Frappe or Chiacchiere made at home, to sweeten our Carnival along with the recipe for spoon castagnole. There are many variants and names for frappe, but I want to share my tried-and-true recipe that will give you very crispy and light frappe.
It’s a simple dessert made with few ingredients but with a unique taste. A crispy and delightful dessert, perfect as a post-meal treat or an afternoon snack. A unique dessert that, unfortunately, we eat too little during the year.
This recipe was passed down to me by my grandmother, and all my friends who tried it had no doubts: these frappe are amazing.
They are strictly fried, but I assure you that few will notice because it is a quick frying process that, being very thin, makes them crunchy and keeps them dry.
For those who love kneading and making their own desserts at home, I also recommend
- Difficulty: Easy
- Cost: Inexpensive
- Preparation time: 25 Minutes
- Portions: 8
- Cooking methods: Stovetop
- Cuisine: Italian
- Energy 1,437.47 (Kcal)
- Carbohydrates 53.29 (g) of which sugars 8.71 (g)
- Proteins 7.97 (g)
- Fat 131.58 (g) of which saturated 20.05 (g)of which unsaturated 106.74 (g)
- Fibers 1.55 (g)
- Sodium 11.81 (mg)
Indicative values for a portion of 130 g processed in an automated way starting from the nutritional information available on the CREA* and FoodData Central** databases. It is not food and / or nutritional advice.
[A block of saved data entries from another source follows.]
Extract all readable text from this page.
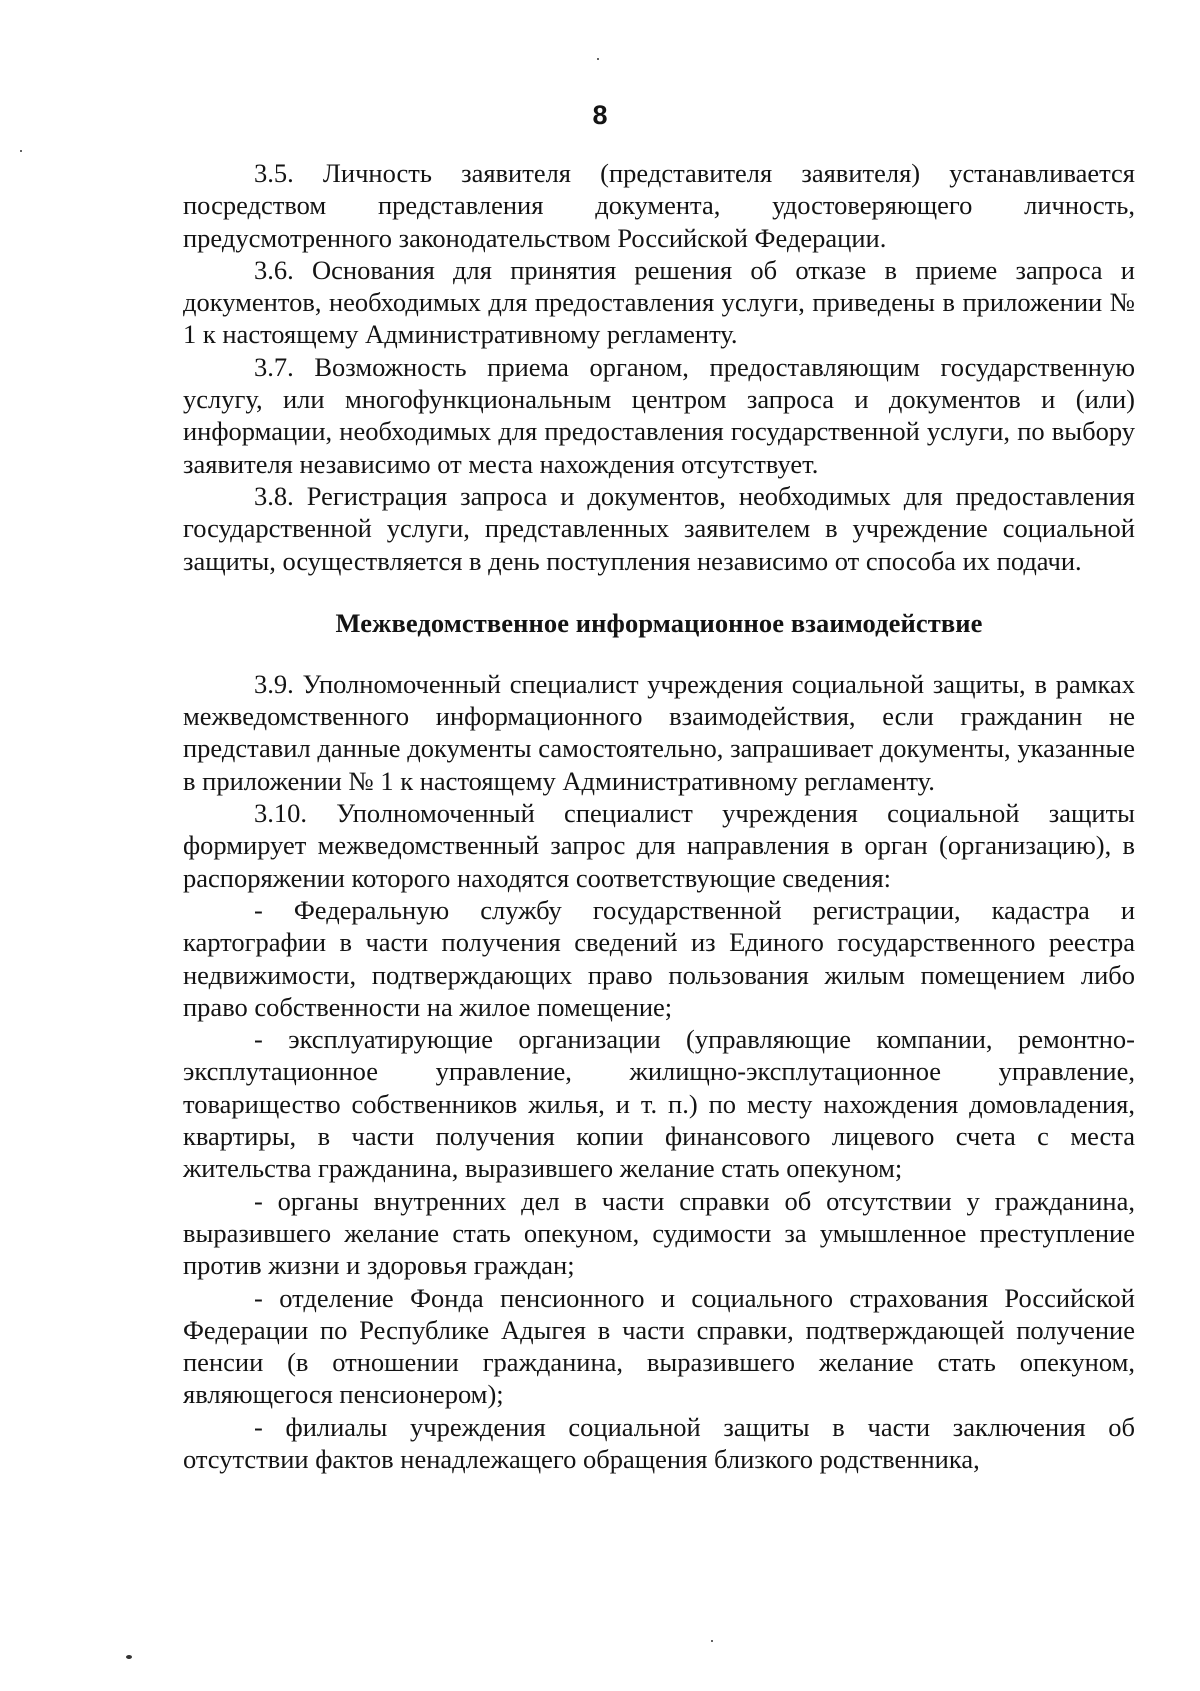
8

3.5. Личность заявителя (представителя заявителя) устанавливается посредством представления документа, удостоверяющего личность, предусмотренного законодательством Российской Федерации.

3.6. Основания для принятия решения об отказе в приеме запроса и документов, необходимых для предоставления услуги, приведены в приложении № 1 к настоящему Административному регламенту.

3.7. Возможность приема органом, предоставляющим государственную услугу, или многофункциональным центром запроса и документов и (или) информации, необходимых для предоставления государственной услуги, по выбору заявителя независимо от места нахождения отсутствует.

3.8. Регистрация запроса и документов, необходимых для предоставления государственной услуги, представленных заявителем в учреждение социальной защиты, осуществляется в день поступления независимо от способа их подачи.

Межведомственное информационное взаимодействие

3.9. Уполномоченный специалист учреждения социальной защиты, в рамках межведомственного информационного взаимодействия, если гражданин не представил данные документы самостоятельно, запрашивает документы, указанные в приложении № 1 к настоящему Административному регламенту.

3.10. Уполномоченный специалист учреждения социальной защиты формирует межведомственный запрос для направления в орган (организацию), в распоряжении которого находятся соответствующие сведения:

- Федеральную службу государственной регистрации, кадастра и картографии в части получения сведений из Единого государственного реестра недвижимости, подтверждающих право пользования жилым помещением либо право собственности на жилое помещение;

- эксплуатирующие организации (управляющие компании, ремонтно-эксплутационное управление, жилищно-эксплутационное управление, товарищество собственников жилья, и т. п.) по месту нахождения домовладения, квартиры, в части получения копии финансового лицевого счета с места жительства гражданина, выразившего желание стать опекуном;

- органы внутренних дел в части справки об отсутствии у гражданина, выразившего желание стать опекуном, судимости за умышленное преступление против жизни и здоровья граждан;

- отделение Фонда пенсионного и социального страхования Российской Федерации по Республике Адыгея в части справки, подтверждающей получение пенсии (в отношении гражданина, выразившего желание стать опекуном, являющегося пенсионером);

- филиалы учреждения социальной защиты в части заключения об отсутствии фактов ненадлежащего обращения близкого родственника,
* CREATES Food and Nutrition Research Center: https://www.crea.gov.it/alimenti-e-nutrizione https://www.alimentinutrizione.it ** U.S. Department of Agriculture, Agricultural Research Service. FoodData Central, 2019. https://fdc.nal.usda.gov
Ingredients for Dough
The ingredients for the frappe are simple; the key is to add a bit of pure food-grade alcohol to ensure crispiness. If you don’t have pure alcohol at home, you can substitute with a strong liquor like grappa or vodka.
- 4 cups all-purpose flour
- 1 egg
- 1 tbsp sugar
- 3/4 cup dry white wine
- 2 tbsps lard
- to taste lemon zest
- 1 shot pure alcohol (or grappa)
- 1 tsp baking powder
- 1 liter vegetable oil (for frying)
- to taste vanilla powdered sugar (for dusting the frappe)
Tools
- Stand Mixer
- Pasta Machine
- Pastry Wheel
Typically, I make the dough by hand, but you can use the stand mixer with a flat beater attachment.
For rolling out the dough, I use the “nonna papera” or the pasta machine, using only the sheet maker.
To cut them into strips and make them prettier, I recommend using the pastry wheel.
PREPARATION
Pour the flour in a mound on a work surface or insert it into the stand mixer with a flat beater attachment.
Add the whole egg, the tablespoon of sugar, and gradually the rest of the ingredients in the described order.
You’ll get a dough similar to fresh pasta, non-sticky but soft.
Roll out the dough by hand with a rolling pin or simplify it by using the pasta machine to a thickness of about 1/12 inch.
The frappe should be quite thin.
Cut the dough into strips and fry the frappe in plenty of oil.
Drain the frappe on absorbent paper and let them cool.
When the frappe are cooled, sprinkle them with vanilla powdered sugar and enjoy!!!
Notes
The frappe keep well for several days if stored covered in boxes with a lid or sealed with plastic wrap. My advice, if you decide to store them, is to dust them with powdered sugar just before serving. You can also coat them with a bit of melted dark chocolate to make them even more delicious.